The appellate process is the means through which a court’s decision is challenged and reviewed. The specifics of what is required to launch an appeal, succeed, and obtain a new judgment vary widely from jurisdiction to jurisdiction, even within one country. Every country with a legal system has an appellate process as a way for parties to challenge decisions they disagree with or believe were somehow flawed. How appeals must be filed, which courts will review the appeals, and the weight of the ultimate decision varies according to local rules, though the goals of the appellate process are generally consistent.
Having the ability to challenge a court’s decision is universally acknowledged to be a way of ensuring impartiality and fairness in the court system. A judge who issues a finding based on bias, undue influence, or improper consideration of the facts will be held accountable for his actions through the appellate process. Although every jurisdiction handles appeals differently, they are an invaluable aspect of every legal system.

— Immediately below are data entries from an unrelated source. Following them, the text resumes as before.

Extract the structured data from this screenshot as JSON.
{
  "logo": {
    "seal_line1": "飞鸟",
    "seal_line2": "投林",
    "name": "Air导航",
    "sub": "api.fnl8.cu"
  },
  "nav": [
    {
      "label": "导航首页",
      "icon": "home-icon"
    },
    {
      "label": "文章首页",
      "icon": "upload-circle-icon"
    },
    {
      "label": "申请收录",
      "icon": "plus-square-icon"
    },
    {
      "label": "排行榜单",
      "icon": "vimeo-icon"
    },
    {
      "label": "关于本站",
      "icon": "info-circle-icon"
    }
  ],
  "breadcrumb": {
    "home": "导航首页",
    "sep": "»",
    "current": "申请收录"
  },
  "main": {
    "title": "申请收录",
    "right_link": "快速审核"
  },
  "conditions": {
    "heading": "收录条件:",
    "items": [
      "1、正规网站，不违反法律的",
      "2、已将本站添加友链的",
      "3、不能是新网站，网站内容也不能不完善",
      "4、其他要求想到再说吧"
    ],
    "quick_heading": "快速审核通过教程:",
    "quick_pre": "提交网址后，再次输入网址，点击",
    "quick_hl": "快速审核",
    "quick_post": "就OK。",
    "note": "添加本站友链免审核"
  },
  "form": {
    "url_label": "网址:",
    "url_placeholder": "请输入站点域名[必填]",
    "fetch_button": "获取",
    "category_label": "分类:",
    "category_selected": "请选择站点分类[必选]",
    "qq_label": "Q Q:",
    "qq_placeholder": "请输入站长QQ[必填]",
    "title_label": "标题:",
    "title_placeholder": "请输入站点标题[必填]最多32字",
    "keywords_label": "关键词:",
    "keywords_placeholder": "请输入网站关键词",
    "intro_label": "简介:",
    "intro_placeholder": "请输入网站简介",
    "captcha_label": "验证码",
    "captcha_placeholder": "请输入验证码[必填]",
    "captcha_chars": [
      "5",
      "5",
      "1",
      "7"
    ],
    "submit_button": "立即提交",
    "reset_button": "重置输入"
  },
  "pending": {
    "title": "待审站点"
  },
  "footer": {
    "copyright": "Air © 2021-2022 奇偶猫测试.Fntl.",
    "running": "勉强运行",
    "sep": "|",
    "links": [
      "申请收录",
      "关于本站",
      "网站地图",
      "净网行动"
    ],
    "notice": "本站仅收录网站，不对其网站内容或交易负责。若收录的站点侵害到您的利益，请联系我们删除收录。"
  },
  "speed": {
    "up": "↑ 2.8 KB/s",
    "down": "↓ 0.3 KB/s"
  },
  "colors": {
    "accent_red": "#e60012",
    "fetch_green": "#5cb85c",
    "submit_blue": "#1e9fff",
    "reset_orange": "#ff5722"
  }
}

In the United States, courts devoted entirely to appeals exist at both the state and national level. Each state has an appellate court system that operates under its own set of rules. Federal appellate courts also sit in every state. In the United States, national law is applied through a circuit court system made up of district and appellate courts in 11 circuits. Each circuit contains three or more states.
The appellate process in the United States is hierarchical. Trials, both civil and criminal, begin in low-level district or local courts. If a party takes issue with the court’s ruling, he appeals it either to a lateral court or to a court at the next level up. From the bottom, the next court up is usually a specifically appellate court. Parties who are still unsatisfied can appeal even appellate court decisions.
Appellate appeals are generally referred to a state’s supreme court, or, in the federal circuit system, to the United States Supreme Court. State supreme court cases can also be appealed to the United States Supreme Court. The United States Supreme Court is sometimes referred to as “the court of last resort”—its opinions cannot be appealed, and are binding law for the entire country.
The focus of appeals in the U.S. legal system is on how the lower court applied the law to a given set of facts. Appellate courts rarely revisit the facts of a case, and appellate court hearings do not involve witnesses or evidence. If an appellate court determines that more facts are needed to make a decision, it will usually remand the case back to the court of original jurisdiction.
Arguments at the appellate level are generally based on written briefs. Appellate courts usually also have discretion with respect to whether or not to accept a case for review. The governing legal rules will determine the court’s flexibility with respect to accepting or rejecting an appeals petition. It is generally the case that far more appeal petitions are filed than are actually accepted, but most jurisdictions have certain scenarios in which an appeal must be granted. The only way to know for sure what a specific appellate process entails is to consult the local rules.